O rio que corta Cruzeiro do Sul é um dos maiores do Brasil. Se muito não me engano, o quinto em extensão. É o rio Juruá. Junto à Igreja havia (há até hoje) o cais. Esse era um lugar em que íamos todas as tardes admirar o rio e assistir ao espetáculo dos botos descendo nas correntezas. Nessas últimas quase me afoguei algumas vezes, as cheias são imensas, mas benevolentes, diferentes das cheias daqui. O rio enche avisando... e dificilmente faz mal a alguém. As praias imensas no período da seca aparecem como um convite ao banho e ao futebol. Certa vez fui salvo por um bando de “meninos de rua” que me tiraram dos braços ferozes da correnteza e depois comentavam contentes: “é o filho do doutor”. A praça que rodeia a Igreja, era o paraíso do “tacacá”, um preparado de origem indígena muito conhecido na região norte, feito com o caldo quente da mandioca "braba", o tucupi, uma goma também feita da mandioca (uma espécie de cola que fica por baixo da "cuia" onde o tacacá é servido), jambu, uma erva que adormece a boca por inteiro, e camarão seco. O tacacá é tão gostoso e tão cheiroso que a dezenas de metros da barraca o cheiro invade todos os sentidos e a boca enche de água.

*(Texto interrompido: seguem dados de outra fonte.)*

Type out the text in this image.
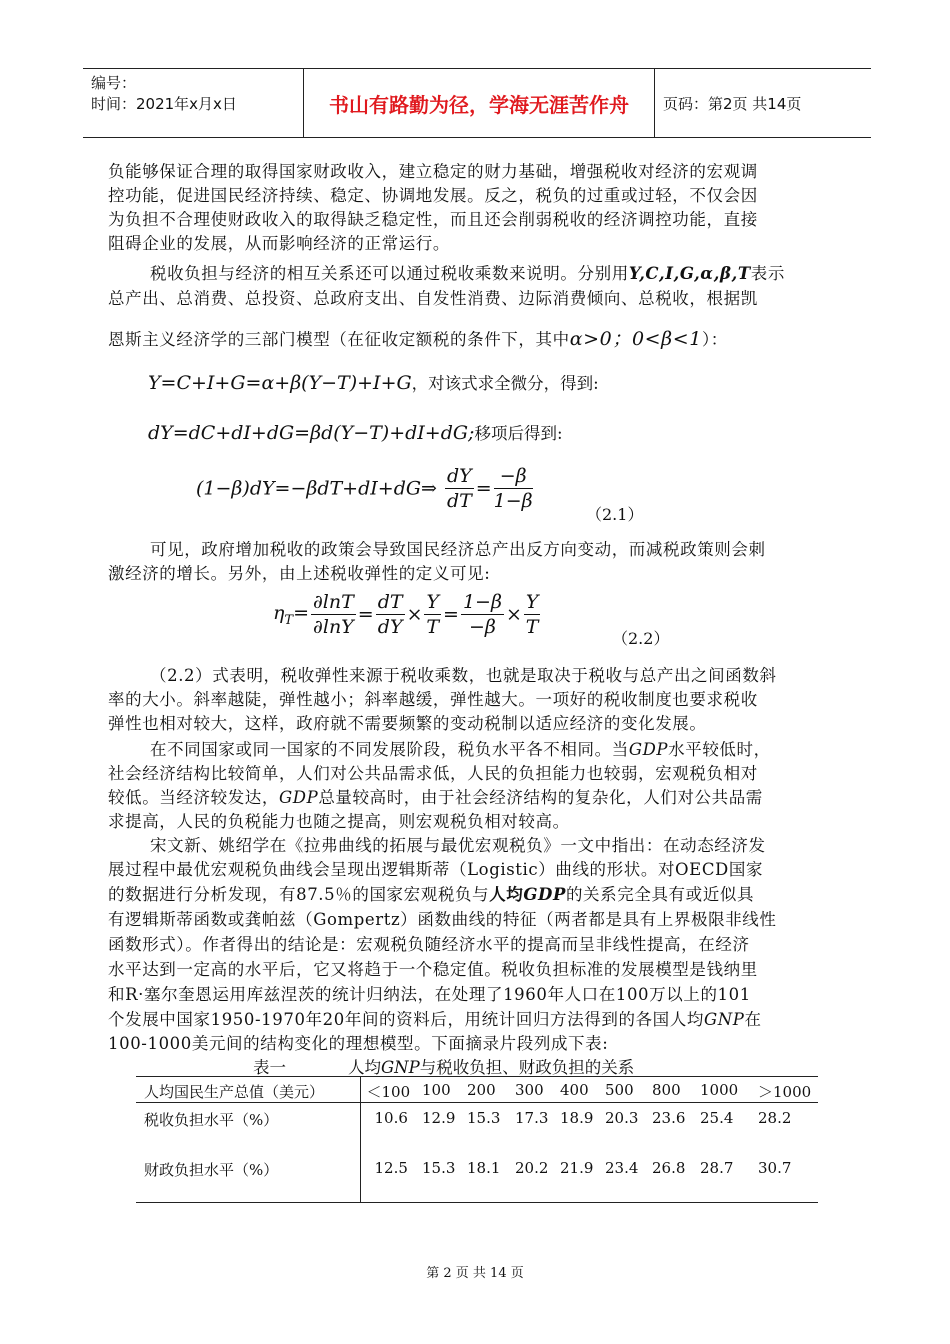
编号：
时间：2021年x月x日	书山有路勤为径，学海无涯苦作舟	页码：第2页 共14页
负能够保证合理的取得国家财政收入，建立稳定的财力基础，增强税收对经济的宏观调
控功能，促进国民经济持续、稳定、协调地发展。反之，税负的过重或过轻，不仅会因
为负担不合理使财政收入的取得缺乏稳定性，而且还会削弱税收的经济调控功能，直接
阻碍企业的发展，从而影响经济的正常运行。
税收负担与经济的相互关系还可以通过税收乘数来说明。分别用Y,C,I,G,α,β,T表示
总产出、总消费、总投资、总政府支出、自发性消费、边际消费倾向、总税收，根据凯
恩斯主义经济学的三部门模型（在征收定额税的条件下，其中α>0；0<β<1）：
Y=C+I+G=α+β(Y−T)+I+G，对该式求全微分，得到:
dY=dC+dI+dG=βd(Y−T)+dI+dG;移项后得到:
(1−β)dY=−βdT+dI+dG⇒ $\frac{dY}{dT} = \frac{-\beta}{1-\beta}$
（2.1）
可见，政府增加税收的政策会导致国民经济总产出反方向变动，而减税政策则会刺
激经济的增长。另外，由上述税收弹性的定义可见:
$\eta_T= \frac{\partial\ln T}{\partial\ln Y} = \frac{dT}{dY} \times \frac{Y}{T} = \frac{1-\beta}{-\beta} \times \frac{Y}{T}$	（2.2）
（2.2）式表明，税收弹性来源于税收乘数，也就是取决于税收与总产出之间函数斜
率的大小。斜率越陡，弹性越小；斜率越缓，弹性越大。一项好的税收制度也要求税收
弹性也相对较大，这样，政府就不需要频繁的变动税制以适应经济的变化发展。
在不同国家或同一国家的不同发展阶段，税负水平各不相同。当GDP水平较低时，
社会经济结构比较简单，人们对公共品需求低，人民的负担能力也较弱，宏观税负相对
较低。当经济较发达，GDP总量较高时，由于社会经济结构的复杂化，人们对公共品需
求提高，人民的负税能力也随之提高，则宏观税负相对较高。
宋文新、姚绍学在《拉弗曲线的拓展与最优宏观税负》一文中指出：在动态经济发
展过程中最优宏观税负曲线会呈现出逻辑斯蒂（Logistic）曲线的形状。对OECD国家
的数据进行分析发现，有87.5％的国家宏观税负与人均GDP的关系完全具有或近似具
有逻辑斯蒂函数或龚帕兹（Gompertz）函数曲线的特征（两者都是具有上界极限非线性
函数形式）。作者得出的结论是：宏观税负随经济水平的提高而呈非线性提高，在经济
水平达到一定高的水平后，它又将趋于一个稳定值。税收负担标准的发展模型是钱纳里
和R·塞尔奎恩运用库兹涅茨的统计归纳法，在处理了1960年人口在100万以上的101
个发展中国家1950-1970年20年间的资料后，用统计回归方法得到的各国人均GNP在
100-1000美元间的结构变化的理想模型。下面摘录片段列成下表:
表一	人均GNP与税收负担、财政负担的关系
人均国民生产总值（美元）	＜100	100	200	300	400	500	800	1000	＞1000
税收负担水平（%）	10.6	12.9	15.3	17.3	18.9	20.3	23.6	25.4	28.2
财政负担水平（%）	12.5	15.3	18.1	20.2	21.9	23.4	26.8	28.7	30.7
第 2 页 共 14 页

Também fui escoteiro. O escotismo no Acre era uma preparação para o exército. Os chefes eram todos do exército. E meu pai, conservador e moralista, achava o máximo. Acampamentos de três dias no mato, comendo aquela comida que a gente chamava "gororoba", atravessando pântanos com lama no peito, com o corpo inteiro coberto por imensos mosquitos amazônicos, mochila pesada nas costas, enfrentando a floresta, cobras e outros bichos. Esses acampamentos foram muitos, e o resultado deles era sempre o mesmo: chegava em casa, comia uma montanha de macarrão (o da minha mãe que se eu já achava o melhor do mundo, imaginem naquela circunstância) e dormia (desmaiava) 48 horas.

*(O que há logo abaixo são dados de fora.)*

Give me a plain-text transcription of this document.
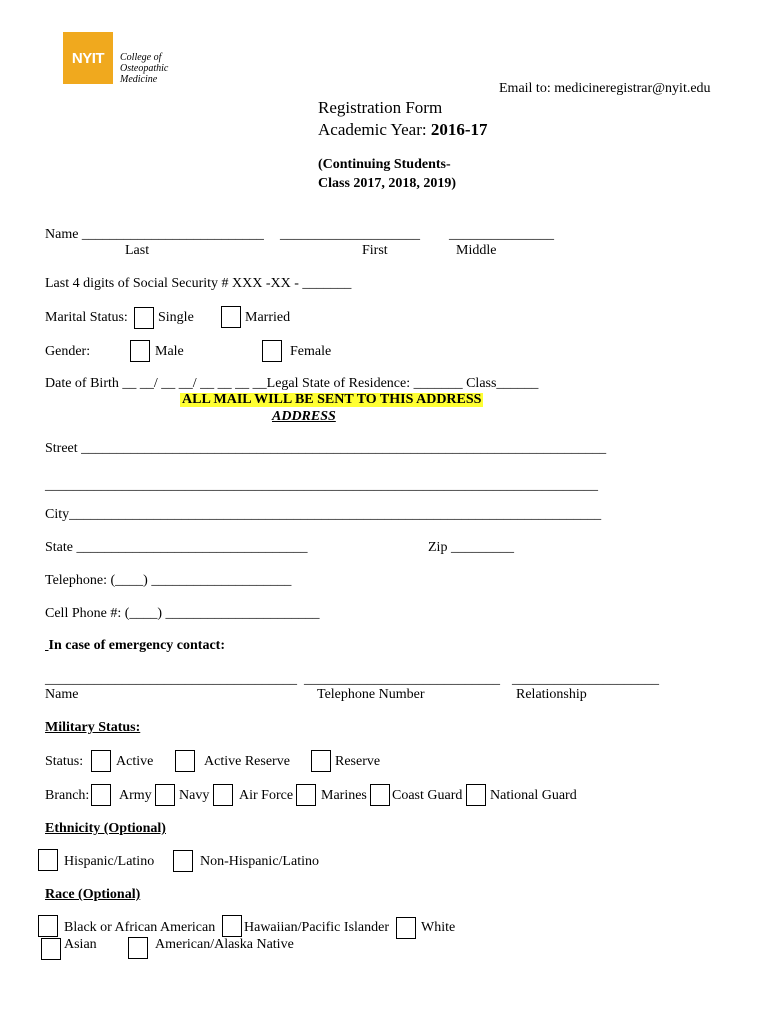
NYIT College of Osteopathic Medicine
Email to: medicineregistrar@nyit.edu
Registration Form
Academic Year: 2016-17
(Continuing Students-
Class 2017, 2018, 2019)
Name __________________________ ____________________ _______________
Last	First	Middle
Last 4 digits of Social Security # XXX -XX - _______
Marital Status: Single	Married
Gender:	Male	Female
Date of Birth __ __/ __ __/ __ __ __ __Legal State of Residence: _______ Class______
ALL MAIL WILL BE SENT TO THIS ADDRESS
ADDRESS
Street ___________________________________________________________________________
_______________________________________________________________________________
City____________________________________________________________________________
State _________________________________	Zip _________
Telephone: (____) ____________________
Cell Phone #: (____) ______________________
In case of emergency contact:
____________________________________ ____________________________ _____________________
Name	Telephone Number	Relationship
Military Status:
Status: Active	Active Reserve	Reserve
Branch: Army Navy Air Force Marines Coast Guard National Guard
Ethnicity (Optional)
Hispanic/Latino	Non-Hispanic/Latino
Race (Optional)
Black or African American Hawaiian/Pacific Islander White
Asian	American/Alaska Native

O cinema em Cruzeiro do Sul era um primor. Cinema do seu Zinzim. Uma casa grande, de madeira, bem amazônica, e no início cada um levava a sua cadeira. A tela grande em preto e branco era a sensação da cidade. Lembro bem o primeiro filme que vi na vida. "Tarzan no Vale do Ouro". Meu pai adorava. Era fã da macaca Chita. Os filmes de Tarzan e também os de Teixeirinha paravam a cidade. A fila dobrava o quarteirão quando o cinema anunciava um dos dois.
Algum tempo depois, experimentamos o paraíso da água encanada. A "SANACRE" instalando os canos, as obras, e a água saindo da mangueira. É difícil descrever essa sensação... imaginem banhos de mangueira com potentes jatos de água numa região de muito calor.

Logo depois o telefone... vejam a civilização chegando. O aparelho estava lá, esquecido há tempos num canto da sala. Meu pai havia comprado, toda instalação estava feita mas não havia linhas telefônicas. E ele ficou lá, anos... Uma noite, estávamos todos à mesa, família grande, sete irmãos e mais minha avó e minha tia - todos moravam com a gente, meu pai foi um homem de coração muito nobre - e ouvimos uma campainha insistente... triiim, triiiim, triiim... foi um sobressalto, gritaria, atropelo e correria... todos gritaram quase que ao mesmo tempo: "o telefoneee"... o secretário de comunicações ligava para meu pai numa ligação oficial, decretando aberta a comunicação telefônica da cidade de Cruzeiro do Sul.

Divido com vocês um pouco da minha vida por ter a sensação de que vivi em outra dimensão do tempo e do espaço.

Isso e muito mais faz parte do primeiro capítulo – Cruzeiro do Sul. O segundo é nossa mudança para a capital, Rio Branco, onde cheguei com 11 anos. Foi a mudança mais marcante da minha vida, muito mais do que de Rio Branco para Brasília para onde eu fui a seguir. Foi o encontro com a TV, e com todos os atrativos da "civilização"... mas isso já é uma outra história.